洪卫东摆摆手,让那帮砍得呼呲带喘的马仔散开,然后他蹲下来,俯身看着脸上也全是血迹的我,一脸的笑意盈盈:“咋样,小鳖羔子,这回还JB得瑟不啦?跟我玩儿,你有本钱吗,呸!”
洪卫东尽情的羞辱、奚落我,似乎这样能让他更快乐。可是,我也很快乐,快乐的简直要笑出声来,尽管我全身的痛感神经已经开始争先恐后把后背、大腿上的伤口的钻心的疼痛传输到我的大脑。

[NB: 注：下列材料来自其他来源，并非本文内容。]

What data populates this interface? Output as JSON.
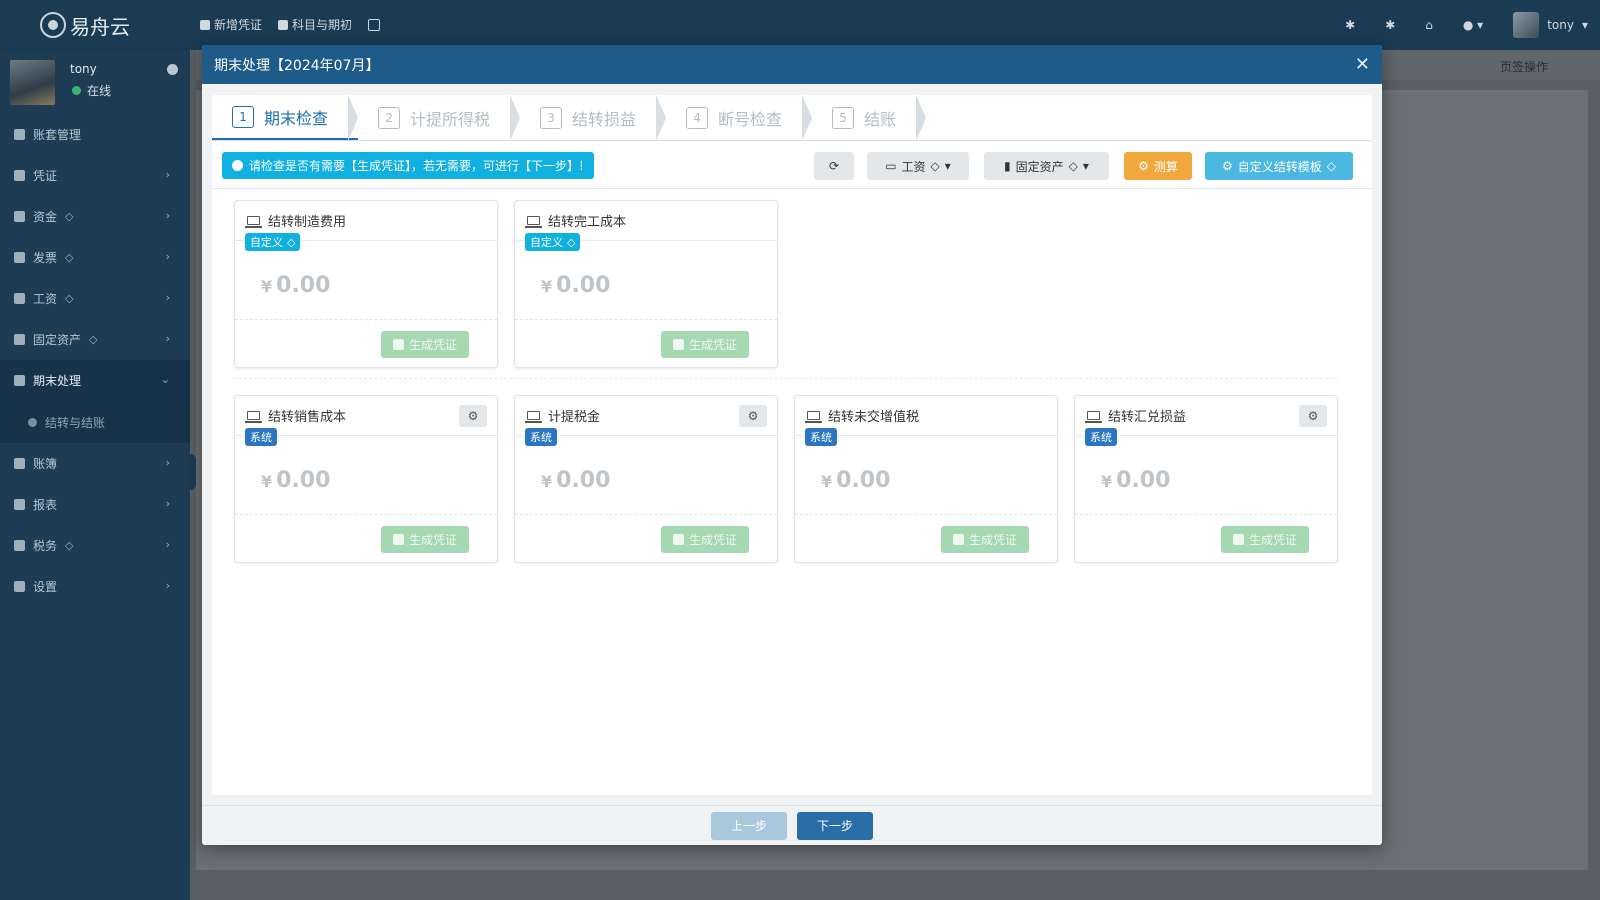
{
  "app": {
    "logo_text": "易舟云"
  },
  "topnav": [
    {
      "label": "新增凭证"
    },
    {
      "label": "科目与期初"
    }
  ],
  "topright": {
    "user_name": "tony"
  },
  "sidebar": {
    "user": {
      "name": "tony",
      "status": "在线"
    },
    "items": [
      {
        "label": "账套管理",
        "gem": false,
        "chevron": false
      },
      {
        "label": "凭证",
        "gem": false,
        "chevron": true
      },
      {
        "label": "资金",
        "gem": true,
        "chevron": true
      },
      {
        "label": "发票",
        "gem": true,
        "chevron": true
      },
      {
        "label": "工资",
        "gem": true,
        "chevron": true
      },
      {
        "label": "固定资产",
        "gem": true,
        "chevron": true
      },
      {
        "label": "期末处理",
        "gem": false,
        "chevron": true,
        "expanded": true
      },
      {
        "label": "账簿",
        "gem": false,
        "chevron": true
      },
      {
        "label": "报表",
        "gem": false,
        "chevron": true
      },
      {
        "label": "税务",
        "gem": true,
        "chevron": true
      },
      {
        "label": "设置",
        "gem": false,
        "chevron": true
      }
    ],
    "sub_item": "结转与结账"
  },
  "background": {
    "page_ops": "页签操作"
  },
  "modal": {
    "title": "期末处理【2024年07月】",
    "close_icon": "close-icon",
    "steps": [
      {
        "num": "1",
        "label": "期末检查"
      },
      {
        "num": "2",
        "label": "计提所得税"
      },
      {
        "num": "3",
        "label": "结转损益"
      },
      {
        "num": "4",
        "label": "断号检查"
      },
      {
        "num": "5",
        "label": "结账"
      }
    ],
    "tip": "请检查是否有需要【生成凭证】，若无需要，可进行【下一步】!",
    "toolbar": {
      "salary": "工资",
      "fixed_assets": "固定资产",
      "calculate": "测算",
      "custom_template": "自定义结转模板"
    },
    "cards_custom": [
      {
        "title": "结转制造费用",
        "badge": "自定义",
        "amount": "0.00",
        "button": "生成凭证"
      },
      {
        "title": "结转完工成本",
        "badge": "自定义",
        "amount": "0.00",
        "button": "生成凭证"
      }
    ],
    "cards_system": [
      {
        "title": "结转销售成本",
        "badge": "系统",
        "amount": "0.00",
        "button": "生成凭证"
      },
      {
        "title": "计提税金",
        "badge": "系统",
        "amount": "0.00",
        "button": "生成凭证"
      },
      {
        "title": "结转未交增值税",
        "badge": "系统",
        "amount": "0.00",
        "button": "生成凭证"
      },
      {
        "title": "结转汇兑损益",
        "badge": "系统",
        "amount": "0.00",
        "button": "生成凭证"
      }
    ],
    "currency_symbol": "¥",
    "footer": {
      "prev": "上一步",
      "next": "下一步"
    }
  }
}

因为,就在洪卫东自我感觉良好、认为一切尽在掌握中的时候,他忘了古龙先生的谆谆教导:一个人得意忘性的时候,就是他放松警惕的时候,所以,当胖子偷偷握住一块沾满了我鲜血的尖锐玻璃碴子,并一个虎扑插进洪卫东后脖颈下三寸的时候,笑容依然还定格在洪卫东的脸上。
洪卫东一脸痛不欲生的表情,仰面大吼,与此同时,一道带着腥味的黑影从他的体内飞出,并撞到一个拎着砍刀、目瞪口呆的马仔,倏忽而逝。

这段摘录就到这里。